Um den Handlungsanweisungen die nötige Emphase zu verleihen, unterstreichen gezeichnete Menschen im Gespräch über die jeweilig angesprochenen Anweisungen mit betroffenem Gesichtsausdruck in quasi-realistischer Manier beigefügt, was fragwürdiges Denken ist und deswegen Kritik verdient.

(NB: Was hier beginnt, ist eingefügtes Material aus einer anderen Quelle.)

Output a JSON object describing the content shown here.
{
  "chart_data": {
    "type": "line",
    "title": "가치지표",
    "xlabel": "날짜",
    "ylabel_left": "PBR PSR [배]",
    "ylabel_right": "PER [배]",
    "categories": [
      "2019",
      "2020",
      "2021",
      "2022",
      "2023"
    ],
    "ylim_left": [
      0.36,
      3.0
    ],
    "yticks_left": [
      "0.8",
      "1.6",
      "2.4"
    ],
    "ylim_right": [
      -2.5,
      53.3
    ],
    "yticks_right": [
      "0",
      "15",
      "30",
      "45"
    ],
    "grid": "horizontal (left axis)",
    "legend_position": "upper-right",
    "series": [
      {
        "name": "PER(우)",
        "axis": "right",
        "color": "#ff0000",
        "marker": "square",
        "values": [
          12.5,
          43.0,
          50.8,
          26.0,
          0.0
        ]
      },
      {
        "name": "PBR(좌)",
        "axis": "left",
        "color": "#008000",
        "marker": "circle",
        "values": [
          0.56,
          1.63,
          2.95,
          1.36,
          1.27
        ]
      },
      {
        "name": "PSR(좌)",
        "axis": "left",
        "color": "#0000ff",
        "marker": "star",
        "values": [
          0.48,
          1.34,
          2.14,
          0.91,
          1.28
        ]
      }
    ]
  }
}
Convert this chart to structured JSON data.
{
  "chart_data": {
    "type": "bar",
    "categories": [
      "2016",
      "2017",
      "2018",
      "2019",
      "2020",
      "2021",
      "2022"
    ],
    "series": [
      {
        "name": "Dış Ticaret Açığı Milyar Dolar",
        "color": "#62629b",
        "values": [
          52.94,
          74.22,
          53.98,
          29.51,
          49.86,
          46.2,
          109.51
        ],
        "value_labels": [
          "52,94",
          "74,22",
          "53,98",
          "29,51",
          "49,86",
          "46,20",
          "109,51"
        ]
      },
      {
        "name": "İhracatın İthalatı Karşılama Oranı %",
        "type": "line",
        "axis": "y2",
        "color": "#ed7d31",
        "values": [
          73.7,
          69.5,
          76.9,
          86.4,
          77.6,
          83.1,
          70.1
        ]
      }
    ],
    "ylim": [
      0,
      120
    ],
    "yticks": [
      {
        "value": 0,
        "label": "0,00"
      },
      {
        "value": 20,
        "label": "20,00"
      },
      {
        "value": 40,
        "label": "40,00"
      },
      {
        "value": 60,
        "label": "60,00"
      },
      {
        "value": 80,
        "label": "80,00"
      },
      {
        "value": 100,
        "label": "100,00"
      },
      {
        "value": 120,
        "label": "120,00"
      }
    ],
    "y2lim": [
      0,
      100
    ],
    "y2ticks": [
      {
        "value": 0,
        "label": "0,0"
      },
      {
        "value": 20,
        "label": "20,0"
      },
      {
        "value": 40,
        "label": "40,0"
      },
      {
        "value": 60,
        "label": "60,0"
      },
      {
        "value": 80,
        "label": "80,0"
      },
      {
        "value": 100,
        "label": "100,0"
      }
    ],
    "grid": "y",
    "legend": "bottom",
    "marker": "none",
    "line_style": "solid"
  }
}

Blick zurück: Eltern als Objekt des Misstrauens
Unter der Überschrift „Zersetzung von Gruppen, Zerstörung von Familien- und Freundschaftsbeziehungen“ in der DDR listet Wikipedia die Methoden auf, um die immunisierende Wirkung der Familie gegenüber dem Einfluss von außen zu neutralisieren. Damit sollten „ Eltern und Kinder systematisch entfremdet werden.“
Das Kapitel „Denunziation“ auf der Seite Museenkoeln.de informiert: „ Wesentliche Voraussetzung für das Funktionieren der NS-Diktatur war die Denunziation. Denunziation reichte bis in die Familien hinein. Kinder und Jugendliche wurden dazu aufgefordert, ihre Eltern zu denunzieren.“
Die Autoren Günter Jerouschek/Inge Marßolek/Hedwig Röckelein kommen in der Studie „Denunziation – Historische, juristische und psychologische Aspekte“ zu dem Schluss:
„Wenn Kinder ihre Eltern denunzieren, wie dies während der Hexenverfolgungen im 17. Jahrhundert und während der Ter- rorwellen in der Sowjetunion wiederholt geschehen ist, erreicht die durch die Denunziationen hervorgerufene Verunsicherung ihren Höhepunkt. Der Verlust des Vertrauens im engsten Familienkreis und in der Gesellschaft insgesamt schafft und fördert ein Klima der Angst, das sich (…) wie ein Flächenbrand ausweitet.“
Ein beliebtes Kinderspiel sind die sog. Zahlenbilder. Man muss nummerierte Punkte mit Linien verbinden. Am Schluss ergibt es ein Bild, das man vorher nur schrittweise erahnen konnte.
Liegt es nicht nahe, die Punkte der gesellschaftlichen und politischen Entwicklungen in Deutschland zu verbinden und das zu erwartende Gesamtbild zu erstellen? Auch wenn der Schritt von der (kompromisslosen) Kontrolle zur Denunziation noch bevorsteht?